Francisco, jefe de una de las entidades más ricas del planeta, quería ser visto, tan paradójico que parezca, como un hombre sencillo, humilde y pobre: un hombre que siente el dolor de la gente común. Su nombre papal indicaba la imagen que quería proyectar: la del famoso hombre de la pobreza, San Francisco de Asís.

Con ese fin, adoptó un tono diferente al de sus predecesores. Habló del cambio climático, habló de su simpatía por los refugiados, habló de los horrores de la guerra. Habló de muchas cosas y se posicionó muy hábilmente como amigo de los oprimidos. Hasta la semana de su muerte, organizó reuniones con la congregación cristiana de Gaza, bajo una lluvia de bombas israelíes. Incluso pareció hacer algunos comentarios indirectos contra el capitalismo, o al menos contra sus síntomas.

Esto ha llevado incluso a algunas almas sencillas de la izquierda a lamentar la muerte del llamado papa «socialista», sumando sus pequeñas voces al coro de elogios de presidentes, primeros ministros, monarcas y medios de comunicación de derecha de todo el mundo.

De hecho, no había más «socialismo» en las opiniones del papa Francisco que en las del «rottweiler de Dios», el papa Benedicto XVI, o en las del papa Juan Pablo II, guerrero de la Guerra Fría que le precedió. Al contrario, él, como ellos, era el jefe de una de las instituciones más importantes del dominio capitalista, que es en sí misma una gigantesca empresa capitalista. Al igual que el propio sistema, la Iglesia se encuentra en una crisis profunda y multifacética.

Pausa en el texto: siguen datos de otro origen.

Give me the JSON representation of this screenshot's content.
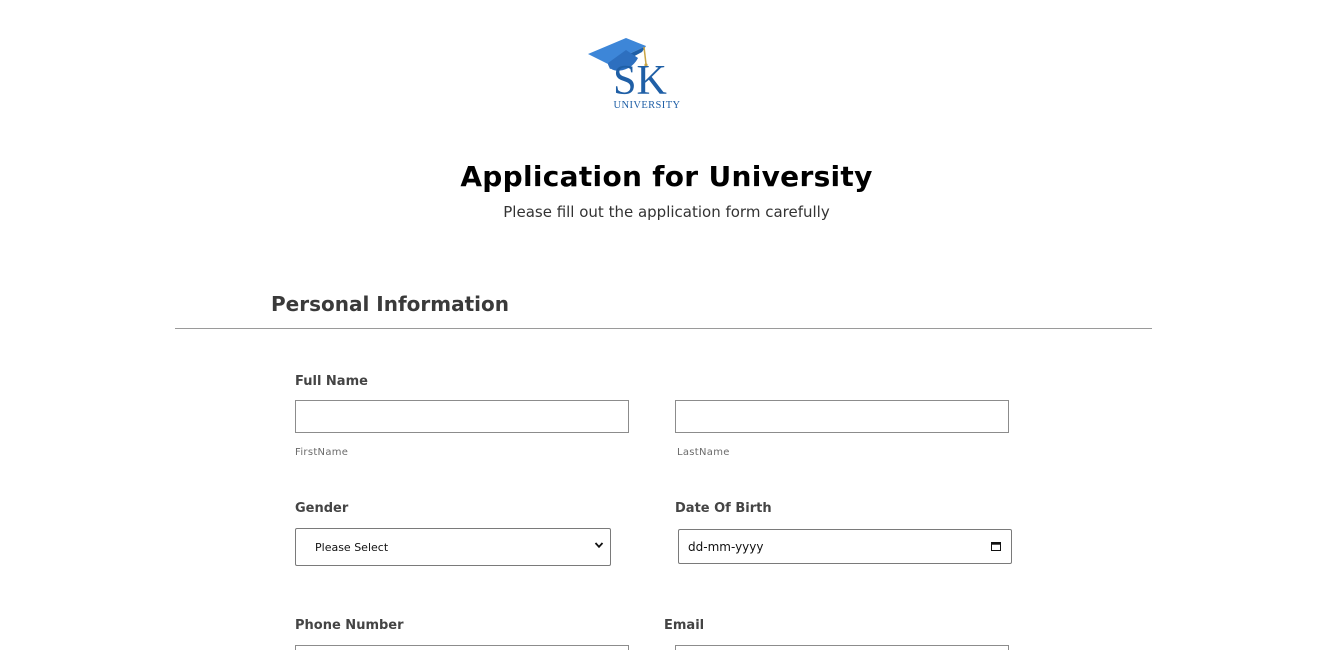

Pero la Iglesia católica ha sido parte íntima de la clase dominante desde el siglo IV. Su papel fundamental en la sociedad de clases siempre ha sido ofrecer a las masas un paraíso después de la muerte, mientras aceptaban el infierno en la tierra. Su tarea era impedir que las masas pobres se rebelaran contra los ricos y poderosos de este mundo, ya fueran terratenientes feudales o, más tarde, capitalistas. Ninguna organización podría mantener tal estatus sin un cierto genio para la adaptabilidad, sin una dosis de habilidad para maniobrar en medio de las crisis. En medio de la creciente ira de clase en todo el mundo, y de la ira dirigida hacia la Iglesia en particular, Francisco era el hombre del momento, encargado de ayudar a restaurar la reputación de la Iglesia.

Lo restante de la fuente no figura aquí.